2. The method of claim 1, wherein the sum of said playing durations been coupled with said frames in said image segment equals the time for capturing said image segment.

3. The method of claim 2, wherein said playing duration coupled with said frame in said image segment is (the time for capturing said image segment)/(the number of said frames in said image segment).

4. The method of claim 1, wherein said sound frequency is (capturing frequency)×(the time for capturing all of said image segment)/(the playing time of all of said sound segments).

5. The method of claim 1, wherein said image segments are captured from the signals for displaying said images.

6. The method of claim 1, wherein said sound segments are captured from the signals for playing said sounds.

7. The method of claim 1, wherein said frame is formed by a static image and at least one dynamic image on said static image.

8. The method of claim 7, wherein said dynamic image is from a charged coupled device (CCD).

9. The method of claim 7, wherein said dynamic image is resulted from the operation actions of a user.

10. The method of claim 1, wherein the contents that said frames display are displayed from a group consisting of the following: the teaching materials homepage, the teacher's operating environment, the teacher's operation actions, and the images.

11. A system for producing and transmitting multimedia, comprising:

a plurality of multi-media apparatuses, said multi-media apparatus are the sources to generate images and sounds;

receiving means for receiving said images and said sounds and generating signals for displaying said images and playing said sounds;

integrating means for the following functions:

capturing said images for forming a plurality of successive image segments, wherein each of said image segments contains a plurality of frames; coupling each of said frames with a duration information, wherein said duration information identifies a playing duration of said frame that said duration information coupled with;

capturing said sounds for forming a plurality of successive sound segments with a capturing frequency, wherein said capturing frequency and the size of said sound segments identify the playing duration of all sound segments;

evaluating a sound frequency according said capturing frequency; and

integrating said plurality of successive image segments, said plurality of successive sound segments and said sound frequency into a multi-media file; and

transmitting means for transmitting said multi-media file.

12. The system of claim 11, wherein the sum of said playing durations been coupled with said frames in said image segment equals the time for capturing said image segment.

13. The system of claim 12, wherein said playing duration coupled with said frame in said image segment is (the time for capturing said image segment)/(the number of said frames in said image segment).

14. The system of claim 11, wherein said sound frequency is (capturing frequency)×(the time for capturing all of said image segment)/(the playing time of all of said sound segments).

15. The system of claim 11, wherein said image segments are captured from the signals for displaying said images.

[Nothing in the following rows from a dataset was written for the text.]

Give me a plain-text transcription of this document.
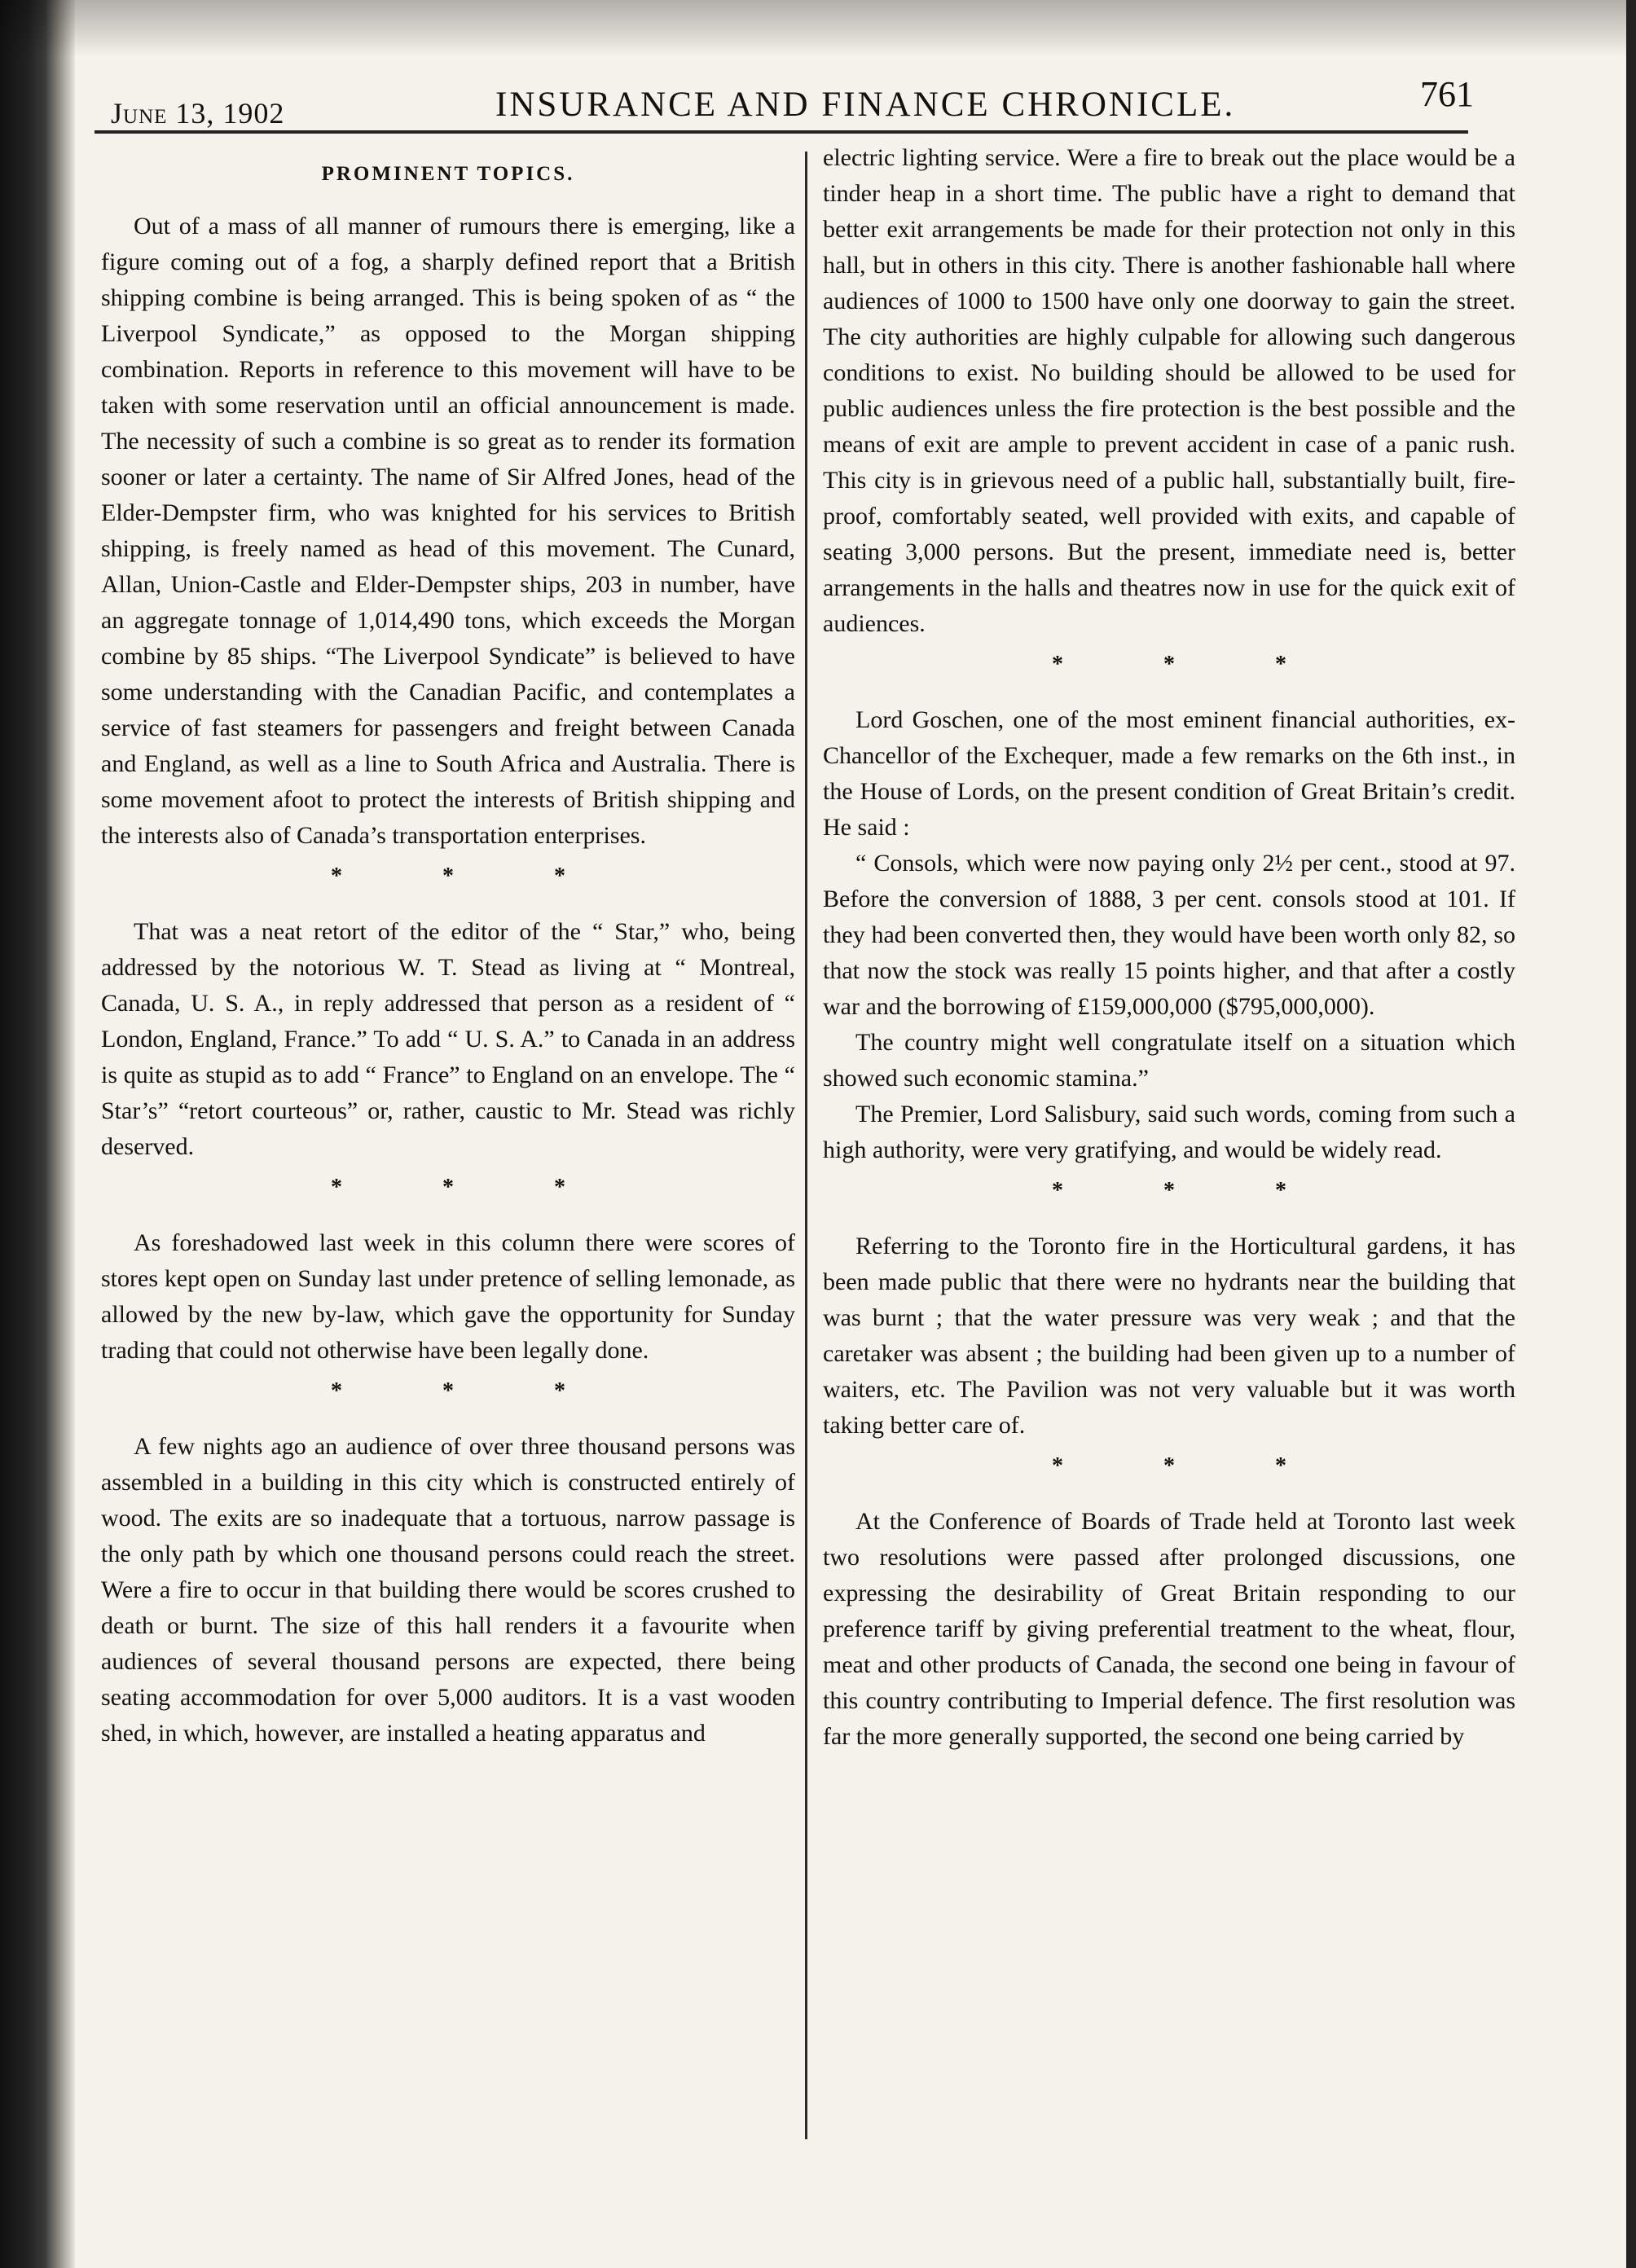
June 13, 1902	INSURANCE AND FINANCE CHRONICLE.	761
PROMINENT TOPICS.

Out of a mass of all manner of rumours there is emerging, like a figure coming out of a fog, a sharply defined report that a British shipping combine is being arranged. This is being spoken of as “ the Liverpool Syndicate,” as opposed to the Morgan shipping combination. Reports in reference to this movement will have to be taken with some reservation until an official announcement is made. The necessity of such a combine is so great as to render its formation sooner or later a certainty. The name of Sir Alfred Jones, head of the Elder-Dempster firm, who was knighted for his services to British shipping, is freely named as head of this movement. The Cunard, Allan, Union-Castle and Elder-Dempster ships, 203 in number, have an aggregate tonnage of 1,014,490 tons, which exceeds the Morgan combine by 85 ships. “The Liverpool Syndicate” is believed to have some understanding with the Canadian Pacific, and contemplates a service of fast steamers for passengers and freight between Canada and England, as well as a line to South Africa and Australia. There is some movement afoot to protect the interests of British shipping and the interests also of Canada’s transportation enterprises.

* * *

That was a neat retort of the editor of the “ Star,” who, being addressed by the notorious W. T. Stead as living at “ Montreal, Canada, U. S. A., in reply addressed that person as a resident of “ London, England, France.” To add “ U. S. A.” to Canada in an address is quite as stupid as to add “ France” to England on an envelope. The “ Star’s” “retort courteous” or, rather, caustic to Mr. Stead was richly deserved.

* * *

As foreshadowed last week in this column there were scores of stores kept open on Sunday last under pretence of selling lemonade, as allowed by the new by-law, which gave the opportunity for Sunday trading that could not otherwise have been legally done.

* * *

A few nights ago an audience of over three thousand persons was assembled in a building in this city which is constructed entirely of wood. The exits are so inadequate that a tortuous, narrow passage is the only path by which one thousand persons could reach the street. Were a fire to occur in that building there would be scores crushed to death or burnt. The size of this hall renders it a favourite when audiences of several thousand persons are expected, there being seating accommodation for over 5,000 auditors. It is a vast wooden shed, in which, however, are installed a heating apparatus and

electric lighting service. Were a fire to break out the place would be a tinder heap in a short time. The public have a right to demand that better exit arrangements be made for their protection not only in this hall, but in others in this city. There is another fashionable hall where audiences of 1000 to 1500 have only one doorway to gain the street. The city authorities are highly culpable for allowing such dangerous conditions to exist. No building should be allowed to be used for public audiences unless the fire protection is the best possible and the means of exit are ample to prevent accident in case of a panic rush. This city is in grievous need of a public hall, substantially built, fire-proof, comfortably seated, well provided with exits, and capable of seating 3,000 persons. But the present, immediate need is, better arrangements in the halls and theatres now in use for the quick exit of audiences.

* * *

Lord Goschen, one of the most eminent financial authorities, ex-Chancellor of the Exchequer, made a few remarks on the 6th inst., in the House of Lords, on the present condition of Great Britain’s credit. He said :

“ Consols, which were now paying only 2½ per cent., stood at 97. Before the conversion of 1888, 3 per cent. consols stood at 101. If they had been converted then, they would have been worth only 82, so that now the stock was really 15 points higher, and that after a costly war and the borrowing of £159,000,000 ($795,000,000).

The country might well congratulate itself on a situation which showed such economic stamina.”

The Premier, Lord Salisbury, said such words, coming from such a high authority, were very gratifying, and would be widely read.

* * *

Referring to the Toronto fire in the Horticultural gardens, it has been made public that there were no hydrants near the building that was burnt ; that the water pressure was very weak ; and that the caretaker was absent ; the building had been given up to a number of waiters, etc. The Pavilion was not very valuable but it was worth taking better care of.

* * *

At the Conference of Boards of Trade held at Toronto last week two resolutions were passed after prolonged discussions, one expressing the desirability of Great Britain responding to our preference tariff by giving preferential treatment to the wheat, flour, meat and other products of Canada, the second one being in favour of this country contributing to Imperial defence. The first resolution was far the more generally supported, the second one being carried by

16. The system of claim 11, wherein said sound segments are captured from the signals for playing said sounds.

17. The system of claim 11, wherein said frame is formed by a static image and at least one dynamic image on said static image.

18. The system of claim 17, wherein said dynamic image is from a charged coupled device (CCD).

19. The system of claim 17, wherein said dynamic image is resulted from the operation actions of a user.

20. The system of claim 1 1, wherein the contents that said frames display are displayed from a group consisting of the following: the teaching materials homepage, the teacher's operating environment, the teacher's operation actions, and the images.

21. The system of claim 1 1, further comprising storing means for storing said multi-media file.